I have never tried this myslef and i have no plans to. Feel free to change
whatever you like. But if it is damaged then most likley there will be a
charge for fixing the processor. One note, however, the TPS65950 is not
the determining factor. It is the processoer and what it can take. Be sure
and check that datasheet as well.

Gerald

Thanks Gerald. I hadn’t spotted the other datasheet before (sprs507f) and it does say one or two things about that power line, which it calls vdds_mmc1a. It claims to be dual-voltage 1.8V/3.0V, so I decided to take the risk. Getting the TPS to output 3V was indeed reflected in the CONTROL_PBIAS_LITE register as I expected, and also meant that the MMC bus test commands (CMD19/CMD14) started working in 8-bit configuration.

For the record, I found I had to program two registers in the TPS65950 to get the status in CONTROL_PBIAS_LITE to change: VSIM_DEDICATED to 0x05 and VSIM_DEV_GRP to 0x2E (chosen to match VMMC1_DEV_GRP).

It’s just a shame that after that effort, I’m not seeing any appreciable increase in data transfer speed. It’s stuck at around 7 MB/s even for reads, even though I’ve now got an 8-bit bus at 48 MHz which theoretically could allow 48 MB/s. I guess the bottlenecks are elsewhere…

Ben

Well, unless the SW sets up the pins and uses them, they won't provide
much. And I don't know of any SD cards that have 8bit interfaces on them.
This is really intended as for use an SDIO interface, such as cameras,
where 8bits are provided.

Gerald

What MMC card are you using? The card could very well be the problem
if throughput is what you're after. Find a faster one :slight_smile:

You could use flashbench [1] to test a few different MMC cards to find a
faster one, but that does require buying a bunch of cards (or finding
people who already own them). Sadly, MMC isn't very popular, and even
Linaro's list of flash devices [2] doesn't appear to contain many (if
any?). A search through the flashbench-results mailing list might find
a few here and there [3].

[1]: http://git.linaro.org/gitweb?p=people/arnd/flashbench.git
[2]:
https://wiki.linaro.org/WorkingGroups/Kernel/Projects/FlashCardSurvey
[3]: http://lists.linaro.org/pipermail/flashbench-results/

Have you verified that the full 8 bit bus is actually functioning
during reads and writes with a logic analyzer?

-Andrew

I should maybe explain, I’m writing my own SD/MMC driver (hence why I’m not just using the Linux one) so it’s up to me to ensure all the pins are used if possible. I’m fairly confident all the pins are now in use - previously the bus test came back with the upper nibble of each byte set to 0xF, and if I ignored that result and wrote to the card anyway, the upper nibble of each byte written to the card was zero. That seems consistent with half the data pins being non-operational to me.
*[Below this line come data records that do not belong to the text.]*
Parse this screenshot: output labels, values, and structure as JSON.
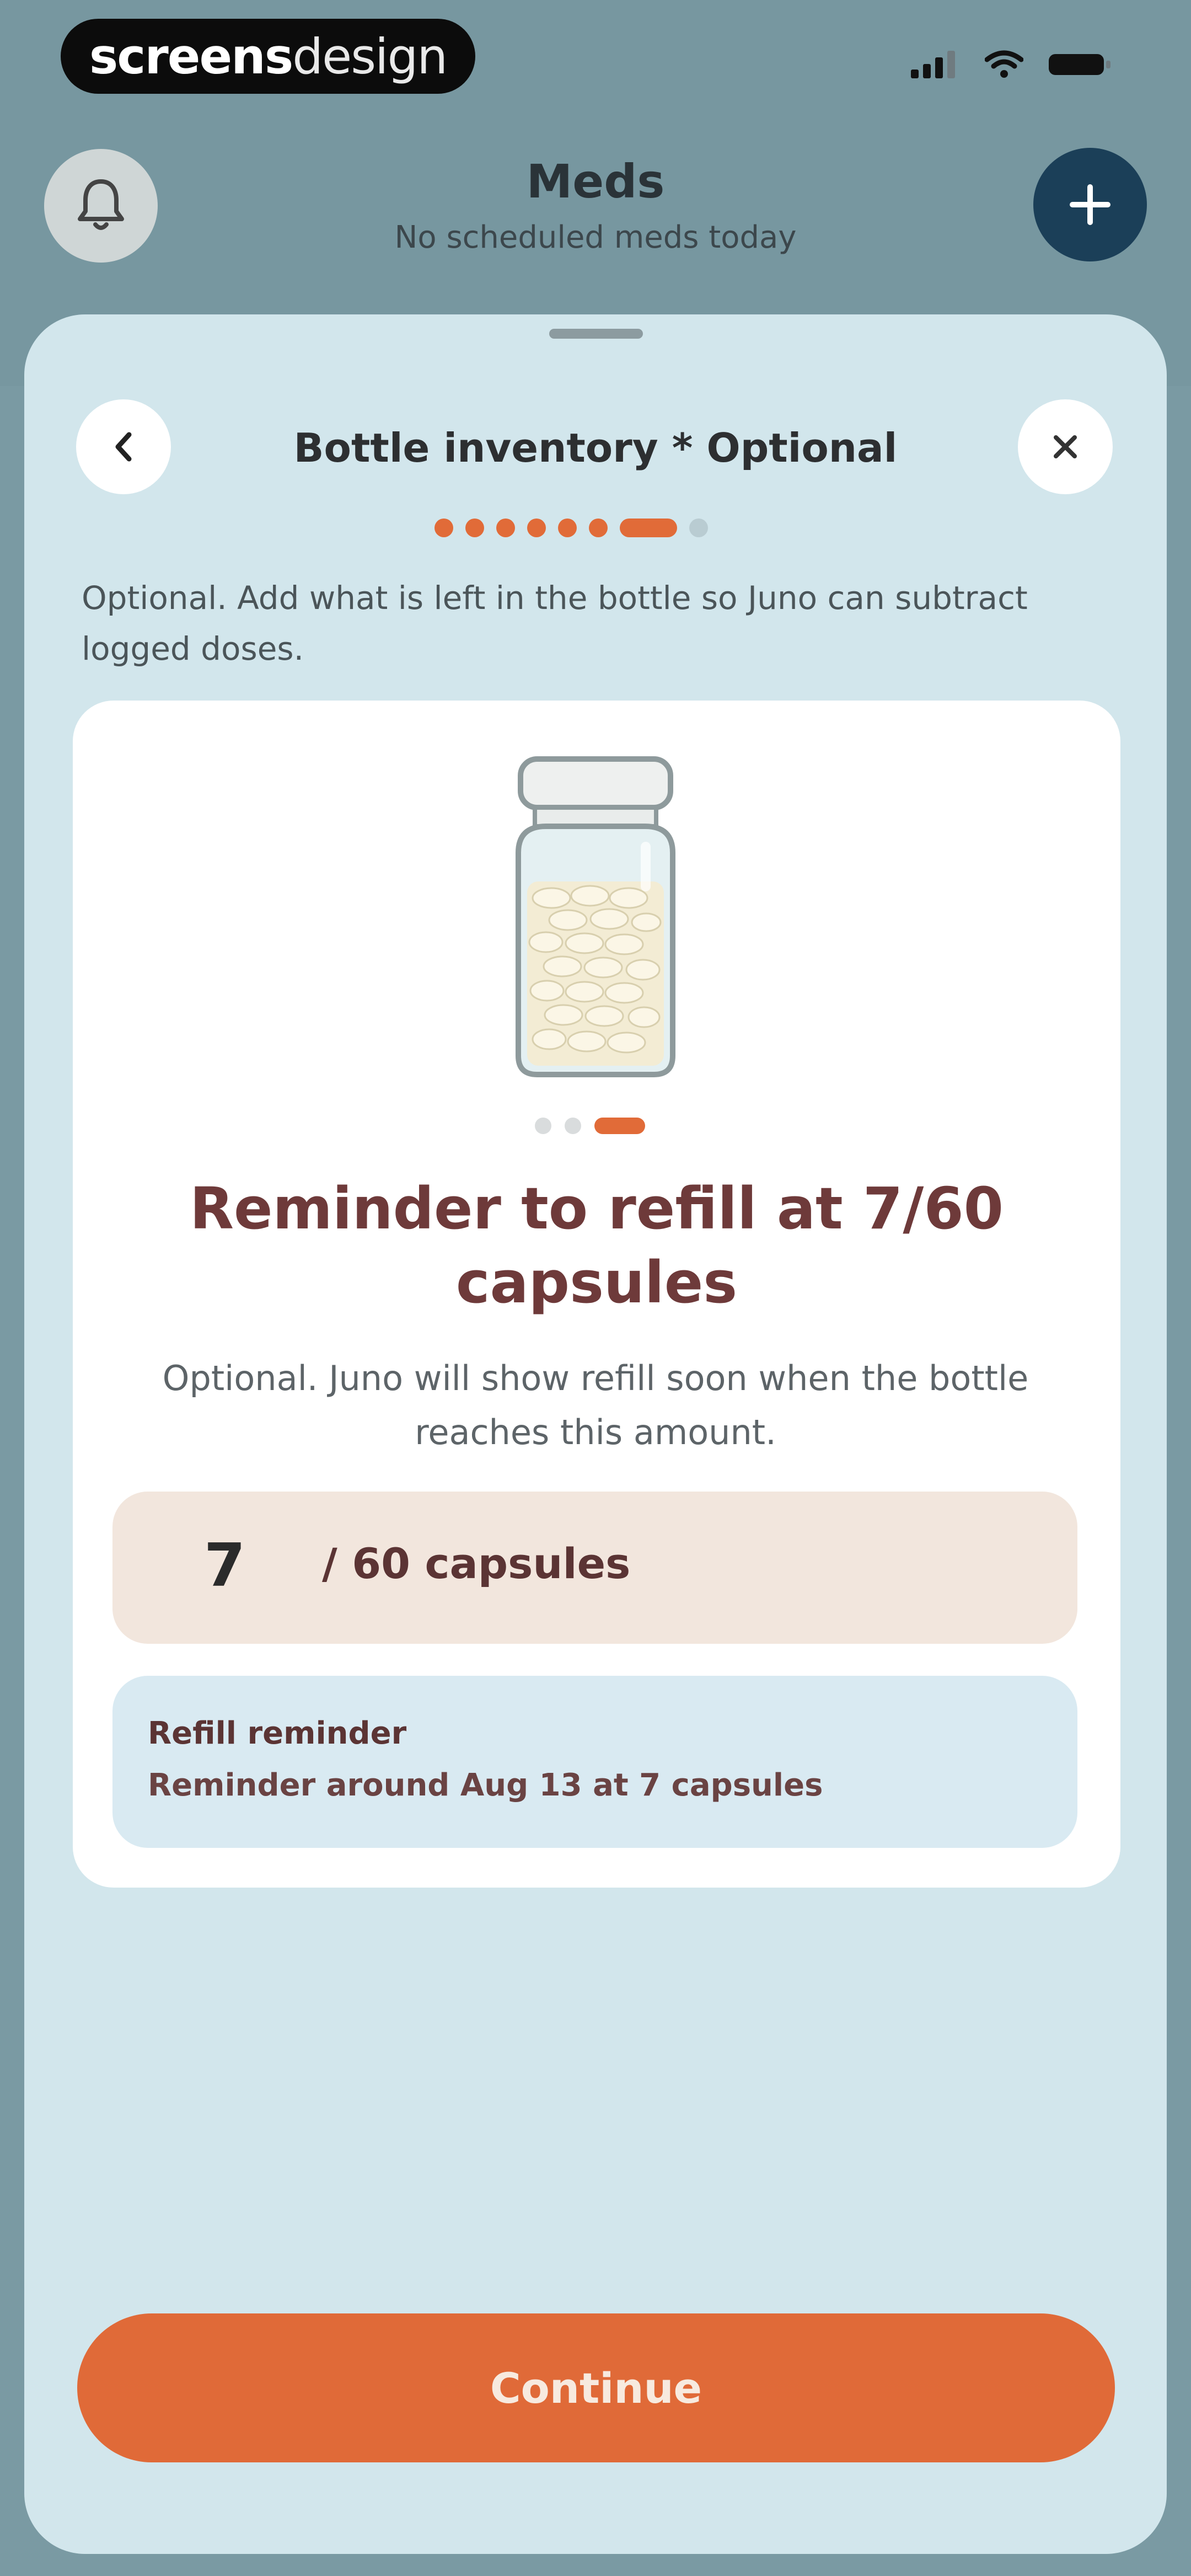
{
  "watermark": {
    "bold": "screens",
    "light": "design"
  },
  "header": {
    "title": "Meds",
    "subtitle": "No scheduled meds today"
  },
  "sheet": {
    "title": "Bottle inventory * Optional",
    "intro": "Optional. Add what is left in the bottle so Juno can subtract logged doses.",
    "steps_total": 8,
    "steps_current": 7
  },
  "card": {
    "headline": "Reminder to refill at 7/60 capsules",
    "subtext": "Optional. Juno will show refill soon when the bottle reaches this amount.",
    "carousel_total": 3,
    "carousel_current": 3,
    "amount_value": "7",
    "amount_unit": "/ 60 capsules",
    "reminder_title": "Refill reminder",
    "reminder_text": "Reminder around Aug 13 at 7 capsules"
  },
  "continue_label": "Continue",
  "icons": {
    "bell": "bell-icon",
    "add": "plus-icon",
    "back": "chevron-left-icon",
    "close": "close-icon",
    "bottle": "pill-bottle-illustration"
  },
  "colors": {
    "accent": "#e06a38",
    "headline": "#6e3a3a",
    "sheet": "#d2e6ec",
    "add_button": "#1b3f58"
  }
}
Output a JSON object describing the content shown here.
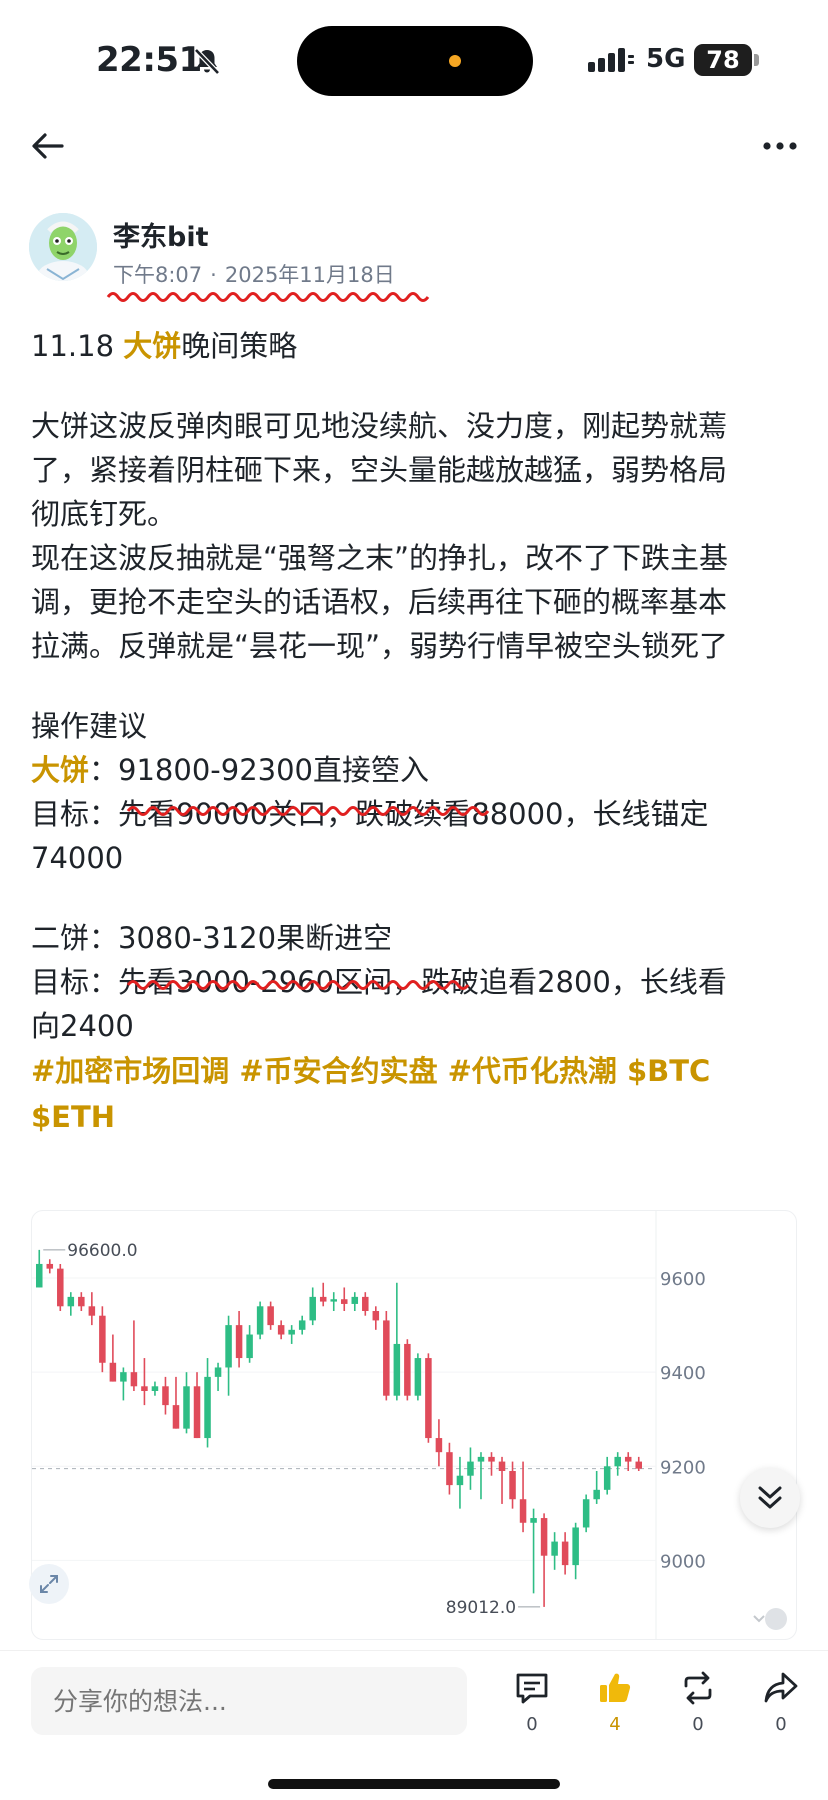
{
  "status": {
    "time": "22:51",
    "network": "5G",
    "battery": "78",
    "icons": [
      "bell-muted-icon",
      "signal-icon",
      "battery-icon"
    ]
  },
  "nav": {
    "back_icon": "arrow-left-icon",
    "more_icon": "more-dots-icon"
  },
  "author": {
    "name": "李东bit",
    "time_of_day": "下午8:07",
    "separator": "·",
    "date": "2025年11月18日"
  },
  "post": {
    "title_prefix": "11.18 ",
    "title_highlight": "大饼",
    "title_suffix": "晚间策略",
    "para1": [
      "大饼这波反弹肉眼可见地没续航、没力度，刚起势就蔫",
      "了，紧接着阴柱砸下来，空头量能越放越猛，弱势格局",
      "彻底钉死。",
      "现在这波反抽就是“强弩之末”的挣扎，改不了下跌主基",
      "调，更抢不走空头的话语权，后续再往下砸的概率基本",
      "拉满。反弹就是“昙花一现”，弱势行情早被空头锁死了"
    ],
    "advice_heading": "操作建议",
    "btc_label": "大饼",
    "btc_colon": "：",
    "btc_entry": "91800-92300直接箜入",
    "btc_target_line1": "目标：先看90000关口，跌破续看88000，长线锚定",
    "btc_target_line2": "74000",
    "eth_label": "二饼：",
    "eth_entry": "3080-3120果断进空",
    "eth_target_line1": "目标：先看3000-2960区间，跌破追看2800，长线看",
    "eth_target_line2": "向2400",
    "tags_line1": [
      "#加密市场回调",
      "#币安合约实盘",
      "#代币化热潮",
      "$BTC"
    ],
    "tags_line2": [
      "$ETH"
    ]
  },
  "colors": {
    "accent": "#c99400",
    "up": "#2ebd85",
    "down": "#e04b5a",
    "squiggle": "#e02020"
  },
  "chart_data": {
    "type": "candlestick",
    "high_label": "96600.0",
    "low_label": "89012.0",
    "y_tick_labels": [
      "9600",
      "9400",
      "9200",
      "9000"
    ],
    "y_ticks": [
      96000,
      94000,
      92000,
      90000
    ],
    "ylim": [
      88500,
      97000
    ],
    "last_price": 91950,
    "candles": [
      {
        "o": 95800,
        "h": 96600,
        "l": 95800,
        "c": 96300
      },
      {
        "o": 96300,
        "h": 96400,
        "l": 96100,
        "c": 96200
      },
      {
        "o": 96200,
        "h": 96300,
        "l": 95300,
        "c": 95400
      },
      {
        "o": 95400,
        "h": 95700,
        "l": 95200,
        "c": 95600
      },
      {
        "o": 95600,
        "h": 95700,
        "l": 95300,
        "c": 95400
      },
      {
        "o": 95400,
        "h": 95700,
        "l": 95000,
        "c": 95200
      },
      {
        "o": 95200,
        "h": 95400,
        "l": 94000,
        "c": 94200
      },
      {
        "o": 94200,
        "h": 94800,
        "l": 93800,
        "c": 93800
      },
      {
        "o": 93800,
        "h": 94100,
        "l": 93400,
        "c": 94000
      },
      {
        "o": 94000,
        "h": 95100,
        "l": 93600,
        "c": 93700
      },
      {
        "o": 93700,
        "h": 94300,
        "l": 93300,
        "c": 93600
      },
      {
        "o": 93600,
        "h": 93800,
        "l": 93500,
        "c": 93700
      },
      {
        "o": 93700,
        "h": 93900,
        "l": 93100,
        "c": 93300
      },
      {
        "o": 93300,
        "h": 93900,
        "l": 92800,
        "c": 92800
      },
      {
        "o": 92800,
        "h": 94000,
        "l": 92700,
        "c": 93700
      },
      {
        "o": 93700,
        "h": 94000,
        "l": 92600,
        "c": 92600
      },
      {
        "o": 92600,
        "h": 94300,
        "l": 92400,
        "c": 93900
      },
      {
        "o": 93900,
        "h": 94200,
        "l": 93600,
        "c": 94100
      },
      {
        "o": 94100,
        "h": 95200,
        "l": 93500,
        "c": 95000
      },
      {
        "o": 95000,
        "h": 95300,
        "l": 94100,
        "c": 94300
      },
      {
        "o": 94300,
        "h": 95000,
        "l": 94200,
        "c": 94800
      },
      {
        "o": 94800,
        "h": 95500,
        "l": 94700,
        "c": 95400
      },
      {
        "o": 95400,
        "h": 95500,
        "l": 94900,
        "c": 95000
      },
      {
        "o": 95000,
        "h": 95100,
        "l": 94700,
        "c": 94800
      },
      {
        "o": 94800,
        "h": 95000,
        "l": 94600,
        "c": 94900
      },
      {
        "o": 94900,
        "h": 95200,
        "l": 94800,
        "c": 95100
      },
      {
        "o": 95100,
        "h": 95800,
        "l": 95000,
        "c": 95600
      },
      {
        "o": 95600,
        "h": 95900,
        "l": 95400,
        "c": 95500
      },
      {
        "o": 95500,
        "h": 95700,
        "l": 95300,
        "c": 95550
      },
      {
        "o": 95550,
        "h": 95800,
        "l": 95300,
        "c": 95450
      },
      {
        "o": 95450,
        "h": 95700,
        "l": 95300,
        "c": 95600
      },
      {
        "o": 95600,
        "h": 95700,
        "l": 95200,
        "c": 95300
      },
      {
        "o": 95300,
        "h": 95400,
        "l": 94900,
        "c": 95100
      },
      {
        "o": 95100,
        "h": 95300,
        "l": 93400,
        "c": 93500
      },
      {
        "o": 93500,
        "h": 95900,
        "l": 93400,
        "c": 94600
      },
      {
        "o": 94600,
        "h": 94700,
        "l": 93400,
        "c": 93500
      },
      {
        "o": 93500,
        "h": 94400,
        "l": 93400,
        "c": 94300
      },
      {
        "o": 94300,
        "h": 94400,
        "l": 92500,
        "c": 92600
      },
      {
        "o": 92600,
        "h": 93000,
        "l": 92000,
        "c": 92300
      },
      {
        "o": 92300,
        "h": 92500,
        "l": 91400,
        "c": 91600
      },
      {
        "o": 91600,
        "h": 92200,
        "l": 91100,
        "c": 91800
      },
      {
        "o": 91800,
        "h": 92400,
        "l": 91500,
        "c": 92100
      },
      {
        "o": 92100,
        "h": 92300,
        "l": 91300,
        "c": 92200
      },
      {
        "o": 92200,
        "h": 92300,
        "l": 91800,
        "c": 92100
      },
      {
        "o": 92100,
        "h": 92200,
        "l": 91200,
        "c": 91900
      },
      {
        "o": 91900,
        "h": 92100,
        "l": 91100,
        "c": 91300
      },
      {
        "o": 91300,
        "h": 92100,
        "l": 90600,
        "c": 90800
      },
      {
        "o": 90800,
        "h": 91100,
        "l": 89300,
        "c": 90900
      },
      {
        "o": 90900,
        "h": 91000,
        "l": 89012,
        "c": 90100
      },
      {
        "o": 90100,
        "h": 90600,
        "l": 89800,
        "c": 90400
      },
      {
        "o": 90400,
        "h": 90600,
        "l": 89700,
        "c": 89900
      },
      {
        "o": 89900,
        "h": 90800,
        "l": 89600,
        "c": 90700
      },
      {
        "o": 90700,
        "h": 91400,
        "l": 90600,
        "c": 91300
      },
      {
        "o": 91300,
        "h": 91900,
        "l": 91200,
        "c": 91500
      },
      {
        "o": 91500,
        "h": 92200,
        "l": 91400,
        "c": 92000
      },
      {
        "o": 92000,
        "h": 92300,
        "l": 91800,
        "c": 92200
      },
      {
        "o": 92200,
        "h": 92300,
        "l": 91900,
        "c": 92100
      },
      {
        "o": 92100,
        "h": 92200,
        "l": 91900,
        "c": 91950
      }
    ]
  },
  "bottom": {
    "comment_placeholder": "分享你的想法...",
    "actions": [
      {
        "icon": "comment-icon",
        "count": "0"
      },
      {
        "icon": "like-icon",
        "count": "4"
      },
      {
        "icon": "repost-icon",
        "count": "0"
      },
      {
        "icon": "share-icon",
        "count": "0"
      }
    ]
  }
}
The 8-bit cards I’ve been testing with are Integral and Transcend branded MMCplus and MMCmobile cards. They’re only 0.5 and 1 MB capacity - I haven’t been able to find any larger ones on sale anywhere despite press releases suggesting they were under development. I find it hard to understand what’s going on in the MMC world, since they’re still busy producing updates to the specification, including 200 MHz versions of the bus, and yet the cards themselves seem very hard to obtain. MMCmicro cards seem to be even rarer, I could only find one of those.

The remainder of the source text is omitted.